Filing for bankruptcy does not necessarily mean that a company will go out of business. Many companies use bankruptcy to lose debt and other liabilities they cannot afford by closing unprofitable transactions and positions.
In addition, retailers often use store closing sales to liquidate inventory and collect the liquidity they need to finance operations during a bankruptcy reorganization, said Reshmi Basu, a retail bankruptcy expert at Debtwire, who tracks the finances of companies in difficulty.
J.Crew’s bankruptcy is the latest sign of the tension that the pandemic has caused to retailers. UBS analysts said last month that “retail store closings could accelerate in a post-COVID-19 world” and that the gap between well-positioned retailers and ailing chains will expand as a result of the outbreak.
The group estimated assets and liabilities between $ 1 billion and $ 10 billion in its bankruptcy filing.
J.Crew started as a catalog-only retailer in 1983, before opening his first store in New York City in 1989. The company, known for its preppy clothes, was purchased by private equity firms TPG Capital and Leonard Green. & Partner in a $ 3 billion deal that was closed in 2011.
It has grown rapidly in the nine years since the deal was closed, almost doubling the number of stores. But he has also accumulated many more debts. He had a long-term debt of $ 50 million in his books in 2010 before the agreement was announced. It had $ 1.7 billion on February 1.
The company operates nearly 500 stores, including the J.Crew, Madewell and J.Crew factory stores, but the outlets have been closed due to health problems surrounding the coronavirus.

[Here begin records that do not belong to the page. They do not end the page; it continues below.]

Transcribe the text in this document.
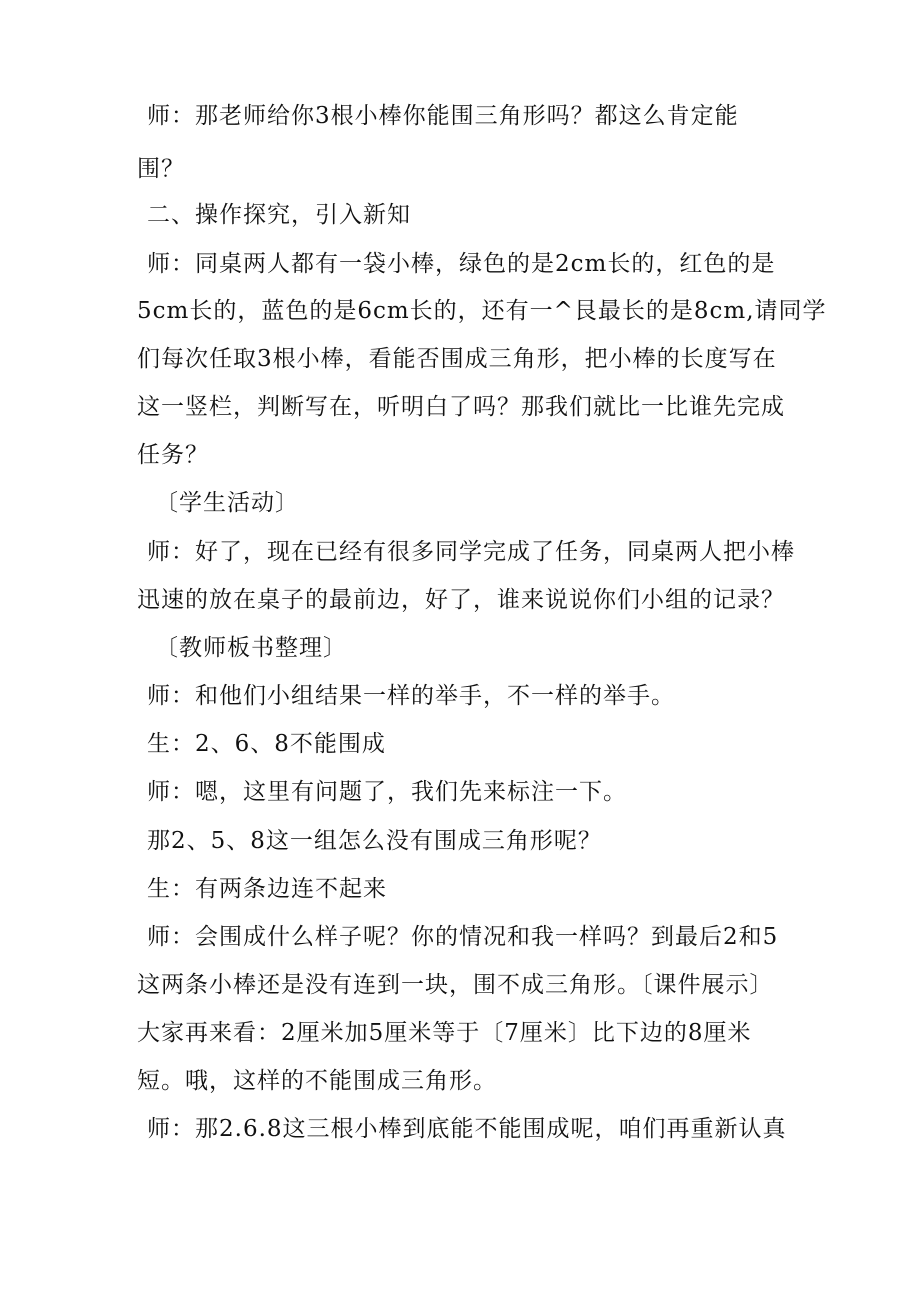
师：那老师给你3根小棒你能围三角形吗？都这么肯定能
围？
二、操作探究，引入新知
师：同桌两人都有一袋小棒，绿色的是2cm长的，红色的是
5cm长的，蓝色的是6cm长的，还有一^艮最长的是8cm,请同学
们每次任取3根小棒，看能否围成三角形，把小棒的长度写在
这一竖栏，判断写在，听明白了吗？那我们就比一比谁先完成
任务？
〔学生活动〕
师：好了，现在已经有很多同学完成了任务，同桌两人把小棒
迅速的放在桌子的最前边，好了，谁来说说你们小组的记录？
〔教师板书整理〕
师：和他们小组结果一样的举手，不一样的举手。
生：2、6、8不能围成
师：嗯，这里有问题了，我们先来标注一下。
那2、5、8这一组怎么没有围成三角形呢？
生：有两条边连不起来
师：会围成什么样子呢？你的情况和我一样吗？到最后2和5
这两条小棒还是没有连到一块，围不成三角形。〔课件展示〕
大家再来看：2厘米加5厘米等于〔7厘米〕比下边的8厘米
短。哦，这样的不能围成三角形。
师：那2.6.8这三根小棒到底能不能围成呢，咱们再重新认真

The company’s total sales rose 2% last year to $ 2.5 billion. But there has been a strong division between the success of the two brands, as sales in Madewell’s offices that have been open for at least a year have increased by 10% last year, while sales have decreased by 1% in brand stores J.Crew.
“Madewell should have been the saving grace. This is a resource that lenders have fought on for years,” said Basu. “But nobody wants to do an IPO right now, especially a retail IPO. Covid-19 has turned everything upside down.”
The company posted a net loss of $ 78.8 million in the last fiscal year, an improvement over the loss of $ 120 million the previous year. Its earnings adjusted before interest and taxes were $ 250.7 million, more than double the previous year – $ 112.8 million – suggesting that the company would have been able to complete its turnaround if plans to a Madewell IPO had not been derailed by the virus.
“As we try to reopen our stores as quickly and safely as possible, this complete financial restructuring should allow our businesses and brands to thrive for years to come,” said Singer on Monday.
– Michelle Toh contributed to this report.